Estamos todos em trânsito para a república digital e em busca de um modelo de democracia complexa que não nos deixe nas mãos dos mestres-algoritmos e dos seus mecanismos de cálculo automático. Não somos ainda, plenamente, uma sociedade do conhecimento e, talvez por isso mesmo, não somos ainda uma sociedade civil à maneira de Tocqueville, onde prevaleça o chamado associacionismo dos interesses e a força colaborativa da sociedade interpares. Estes dois défices estruturais explicam e justificam a razão pela qual a inteligência coletiva e institucional e a estratégia colaborativa da república digital tardam em emergir, assim como o risco iminente de ser tomada pela sociedade e governança algorítmicas, uma perversão da república digital em que o poder está nas mãos do código digital e dos mestres-algoritmos e de uma globalização liderada pelos grandes fundos de risco e os grandes conglomerados tecnológicos e digitais.

Estamos numa verdadeira encruzilhada. Depois da globalização do capital e do trabalho chega, agora, a vez da globalização do saber distribuído sob a forma de crowdsourcing e crowdlearning, mas, também, das plataformas que enquadram e estimulam o nomadismo digital. Até lá, enquanto esta transição tem lugar,, não podemos permitir que o negócio informático, a ignorância digital e a guerra cibernética destruam o lado mais benigno da república digital e da governação democrática. De facto, onde antes estavam os bancos de investimento estão hoje os fundos de risco, onde antes estavam os trabalhadores com contrato estão hoje os trabalhadores nómadas e intermitentes das plataformas, onde antes estavam os cientistas e as suas patentes estão hoje as plataformas de crowdsourcing e crowdlearning e outras modalidades de opensource. De certo modo, este duplo movimento sobreaqueceu a liberdade de circulação dos fatores de produção e muitas cadeias de valor e redes logísticas estão, hoje, debaixo de uma grande tensão e gerando muitos efeitos assimétricos nas economias nacionais e regionais. 
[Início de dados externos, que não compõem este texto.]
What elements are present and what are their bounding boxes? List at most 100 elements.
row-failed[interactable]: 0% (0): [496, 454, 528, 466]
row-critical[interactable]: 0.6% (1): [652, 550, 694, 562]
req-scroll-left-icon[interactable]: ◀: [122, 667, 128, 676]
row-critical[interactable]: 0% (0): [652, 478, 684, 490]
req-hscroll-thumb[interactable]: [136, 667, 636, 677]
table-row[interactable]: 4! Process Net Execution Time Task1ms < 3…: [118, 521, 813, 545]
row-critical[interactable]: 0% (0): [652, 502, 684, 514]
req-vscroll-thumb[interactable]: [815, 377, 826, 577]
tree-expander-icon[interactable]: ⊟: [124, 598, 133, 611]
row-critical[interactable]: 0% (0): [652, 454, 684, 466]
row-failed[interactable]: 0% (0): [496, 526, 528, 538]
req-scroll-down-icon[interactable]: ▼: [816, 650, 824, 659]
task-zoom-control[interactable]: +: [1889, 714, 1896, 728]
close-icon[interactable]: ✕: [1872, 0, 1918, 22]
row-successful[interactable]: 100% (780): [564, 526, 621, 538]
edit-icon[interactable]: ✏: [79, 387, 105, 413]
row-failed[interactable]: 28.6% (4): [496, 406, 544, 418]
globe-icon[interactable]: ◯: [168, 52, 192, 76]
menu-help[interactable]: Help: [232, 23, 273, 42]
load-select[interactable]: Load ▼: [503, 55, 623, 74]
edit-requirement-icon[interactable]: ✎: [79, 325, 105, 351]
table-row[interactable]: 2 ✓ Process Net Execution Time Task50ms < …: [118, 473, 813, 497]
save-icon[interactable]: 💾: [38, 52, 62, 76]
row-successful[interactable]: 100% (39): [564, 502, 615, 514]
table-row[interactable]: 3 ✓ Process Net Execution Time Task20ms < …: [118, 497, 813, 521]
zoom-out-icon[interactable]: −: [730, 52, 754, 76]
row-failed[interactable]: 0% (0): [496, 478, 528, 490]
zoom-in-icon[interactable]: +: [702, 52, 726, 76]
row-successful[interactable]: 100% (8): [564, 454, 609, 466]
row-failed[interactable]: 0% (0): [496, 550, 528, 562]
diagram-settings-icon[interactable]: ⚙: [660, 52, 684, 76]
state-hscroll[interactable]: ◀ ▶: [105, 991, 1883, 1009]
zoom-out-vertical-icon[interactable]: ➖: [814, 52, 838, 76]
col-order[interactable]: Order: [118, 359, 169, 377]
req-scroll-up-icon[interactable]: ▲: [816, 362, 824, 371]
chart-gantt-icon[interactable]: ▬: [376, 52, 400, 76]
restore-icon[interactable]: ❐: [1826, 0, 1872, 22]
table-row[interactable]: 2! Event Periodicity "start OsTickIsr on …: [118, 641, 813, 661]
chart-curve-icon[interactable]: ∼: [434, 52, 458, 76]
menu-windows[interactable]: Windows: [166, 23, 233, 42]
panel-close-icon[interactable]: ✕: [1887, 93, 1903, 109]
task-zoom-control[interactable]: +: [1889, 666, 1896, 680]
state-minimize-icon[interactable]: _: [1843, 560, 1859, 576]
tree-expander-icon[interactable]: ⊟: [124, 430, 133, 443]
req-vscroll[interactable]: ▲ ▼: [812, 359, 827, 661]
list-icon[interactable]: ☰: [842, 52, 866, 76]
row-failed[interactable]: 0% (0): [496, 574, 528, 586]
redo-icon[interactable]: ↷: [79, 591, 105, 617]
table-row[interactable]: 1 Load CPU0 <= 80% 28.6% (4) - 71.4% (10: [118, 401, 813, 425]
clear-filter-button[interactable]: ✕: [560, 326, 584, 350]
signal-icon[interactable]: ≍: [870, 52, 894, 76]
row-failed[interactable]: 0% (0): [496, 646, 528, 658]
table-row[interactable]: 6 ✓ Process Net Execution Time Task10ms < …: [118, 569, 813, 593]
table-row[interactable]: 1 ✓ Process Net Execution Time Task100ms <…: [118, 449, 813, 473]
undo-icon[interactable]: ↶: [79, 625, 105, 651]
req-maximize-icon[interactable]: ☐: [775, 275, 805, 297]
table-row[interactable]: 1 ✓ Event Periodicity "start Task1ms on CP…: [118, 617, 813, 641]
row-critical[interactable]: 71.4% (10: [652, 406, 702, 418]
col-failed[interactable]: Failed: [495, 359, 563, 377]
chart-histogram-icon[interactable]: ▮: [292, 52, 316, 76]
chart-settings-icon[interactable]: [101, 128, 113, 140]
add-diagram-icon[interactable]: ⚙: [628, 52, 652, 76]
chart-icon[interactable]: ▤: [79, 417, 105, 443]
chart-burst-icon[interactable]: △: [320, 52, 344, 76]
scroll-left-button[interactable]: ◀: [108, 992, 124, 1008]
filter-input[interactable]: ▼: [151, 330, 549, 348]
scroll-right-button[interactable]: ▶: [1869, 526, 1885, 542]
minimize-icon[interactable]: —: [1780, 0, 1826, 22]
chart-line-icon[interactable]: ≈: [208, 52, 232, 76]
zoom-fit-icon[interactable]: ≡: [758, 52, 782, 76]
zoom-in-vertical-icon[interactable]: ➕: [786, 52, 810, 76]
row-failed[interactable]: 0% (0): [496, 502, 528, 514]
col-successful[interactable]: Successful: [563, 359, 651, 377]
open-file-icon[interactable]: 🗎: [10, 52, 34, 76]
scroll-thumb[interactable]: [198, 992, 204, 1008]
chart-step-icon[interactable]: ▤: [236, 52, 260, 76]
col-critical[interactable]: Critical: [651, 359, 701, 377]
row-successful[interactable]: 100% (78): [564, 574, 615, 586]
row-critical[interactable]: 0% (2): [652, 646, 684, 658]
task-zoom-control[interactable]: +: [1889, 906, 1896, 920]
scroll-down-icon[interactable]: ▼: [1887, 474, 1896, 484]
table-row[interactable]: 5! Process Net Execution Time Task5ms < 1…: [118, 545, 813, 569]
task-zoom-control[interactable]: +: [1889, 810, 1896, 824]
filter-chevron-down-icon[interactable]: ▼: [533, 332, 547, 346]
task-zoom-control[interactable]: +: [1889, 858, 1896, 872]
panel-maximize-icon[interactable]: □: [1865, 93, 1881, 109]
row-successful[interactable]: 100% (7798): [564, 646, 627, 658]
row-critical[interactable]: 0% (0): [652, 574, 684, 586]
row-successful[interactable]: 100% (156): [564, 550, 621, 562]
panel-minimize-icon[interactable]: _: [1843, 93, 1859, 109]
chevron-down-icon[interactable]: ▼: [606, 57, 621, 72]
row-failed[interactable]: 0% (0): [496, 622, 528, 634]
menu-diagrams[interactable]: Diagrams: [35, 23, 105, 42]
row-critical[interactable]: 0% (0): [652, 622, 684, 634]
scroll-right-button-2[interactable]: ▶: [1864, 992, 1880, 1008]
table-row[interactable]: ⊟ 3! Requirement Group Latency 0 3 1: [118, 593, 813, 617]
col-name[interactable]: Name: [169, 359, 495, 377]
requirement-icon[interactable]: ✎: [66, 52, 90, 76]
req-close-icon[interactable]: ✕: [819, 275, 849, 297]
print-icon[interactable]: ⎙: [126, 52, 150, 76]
Outra faceta deste duplo movimento de globalização diz respeito à duplicidade do seu impacto sobre os territórios. Por um lado, traduz-se numa maior reterritorialização de algumas cadeias de valor devido ao abaixamento de certos custos operacionais, por outro, traduz-se, também, por uma maior desterritorialização de outras cadeias de valor pelas mesmas razões, isto é, pela redução dos custos à distância. É deste duplo movimento e da sua maior ou menor agitação que resultará o próximo ciclo de desenvolvimento dos territórios. É absolutamente necessário que a sociedade do conhecimento e a sociedade civil tomem posição sobre este duplo movimento da globalização e façam uma espécie de mapeamento das suas cadeias de valor em ordem a maximizar a sua utilidade.